Obwohl ein Merksatz der heimischen Innenpolitik besagt, dass der Wähler den bestraft, der Neuwahlen vom Zaun bricht, taten beide genau dieses. Haslauer beendete Ende 2012 nach Ausbruch des Finanzskandals die Große Koalition in Salzburg. Kurz sprengte Rot-Schwarz im Bund erst vor wenigen Tagen, indem er sich als erster Politiker offensiv für eine Neuwahl aussprach. Haslauer ging 2013 bekanntlich trotz herber Stimmverluste für die Salzburger Volkspartei als Nummer eins durchs Ziel. Kurz muss im kommenden Herbst erst beweisen, ob er das kann.
Was die beiden weiters eint, ist ihre Durchsetzungskraft gegenüber Bedenkenträgern in den eigenen Reihen. Sie scheuen sich nicht, eine glaubwürdige Drohkulisse aufzubauen: So haben Haslauer und Kurz keinen Zweifel daran gelassen, dass sie nicht mehr zur Verfügung stehen, sollten ihre Bedingungen nicht erfüllt werden. Das gelingt ihnen umso leichter, da parteiinterne Opponenten keine personelle Alternative zu bieten haben: Diese fehlte 2012 in der ÖVP Salzburg, diese fehlt 2017 in der Bundespartei.

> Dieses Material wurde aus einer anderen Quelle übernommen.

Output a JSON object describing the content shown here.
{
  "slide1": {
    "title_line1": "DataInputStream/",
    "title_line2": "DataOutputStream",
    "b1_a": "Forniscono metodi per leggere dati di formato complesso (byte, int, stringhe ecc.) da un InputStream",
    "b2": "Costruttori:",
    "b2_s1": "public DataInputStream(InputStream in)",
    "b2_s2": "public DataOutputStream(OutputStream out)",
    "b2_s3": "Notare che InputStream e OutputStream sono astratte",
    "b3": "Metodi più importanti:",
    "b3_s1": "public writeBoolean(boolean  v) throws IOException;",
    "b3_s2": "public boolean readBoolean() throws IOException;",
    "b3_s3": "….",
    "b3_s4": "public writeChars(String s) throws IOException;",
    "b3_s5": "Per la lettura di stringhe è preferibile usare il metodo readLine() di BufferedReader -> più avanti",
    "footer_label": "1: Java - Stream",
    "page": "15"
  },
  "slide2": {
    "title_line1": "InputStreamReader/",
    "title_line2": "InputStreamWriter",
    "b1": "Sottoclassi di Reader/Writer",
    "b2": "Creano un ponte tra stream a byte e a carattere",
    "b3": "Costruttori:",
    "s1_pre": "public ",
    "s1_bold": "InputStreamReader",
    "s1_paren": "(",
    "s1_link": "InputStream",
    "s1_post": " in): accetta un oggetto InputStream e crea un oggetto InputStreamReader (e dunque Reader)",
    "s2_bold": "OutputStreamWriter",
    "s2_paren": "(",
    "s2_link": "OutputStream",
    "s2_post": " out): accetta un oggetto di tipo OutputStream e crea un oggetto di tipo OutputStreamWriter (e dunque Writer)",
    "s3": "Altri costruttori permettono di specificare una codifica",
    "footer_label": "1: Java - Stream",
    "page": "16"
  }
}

Eine auffällige weitere Parallele zwischen Haslauer und Kurz findet sich in der Flüchtlingsund Integrationspolitik. Im Ton sind beide gemäßigt und um Ausgleich bemüht, in der Sache aber beinhart. Haslauer war es, der die Obergrenze für die Aufnahme von Flüchtlingen forderte. Kurz war es, der die Schließung der Balkanroute mit den Nachbarstaaten orchestrierte. Auf beiden bis heute umstrittenen Maßnahmen fußt die gesamte österreichische Flüchtlingsund teils auch Europapolitik.
Der schwarze Jungstar und der einstige Quereinsteiger (Haslauer kam erst als 48-Jähriger in die Politik) scharen um sich ein Team von loyalen, oft jungen Gefolgsleuten. Diesen vertrauen sie mehr als dem herkömmlichen Parteiapparat und seinen Honoratioren. Darin ähneln sie dem ehemaligen Bundeskanzler Wolfgang Schüssel. Haslauer nennt den Ex-Kanzler als sein politisches Vorbild.
Schüssel ist tatsächlich nicht der schlechteste Lehrmeister, wenn es um die Techniken der Macht geht. Als „Wende-Kanzler“, der die ÖVP im Jahr 2000 von Platz drei aus zurück ins Kanzleramt gebracht hat, genoss er Dankbarkeit und Bewunderung in seiner Partei. Diese war so groß, dass er keine
Statutenänderungen und Durchgriffsrechte brauchte. Einen ähnlichen Status hat Haslauer in Salzburg, nachdem er das 2004 an die SPÖ verloren gegangene Amt des Landeshauptmanns zurückgeholt hat. Die Grünen als Regierungspartner sind beileibe nicht nach dem Geschmack aller in der ÖVP Salzburg. Viele Bürgermeister sowie Teile der Wirtschaft haben ihre Probleme mit Tempo 80 und Raumordnung. Aber sie halten still, solange ihr Parteichef Erfolg hat. (Bei Kurz reicht noch die bloße Hoffnung auf Erfolg aus, um ihm Gefolgschaft zu sichern.)
Sobald sich das Glück aber wendet, wendet sich auch die Partei ab von ihrem Obmann. Das wissen Haslauer und Kurz natürlich.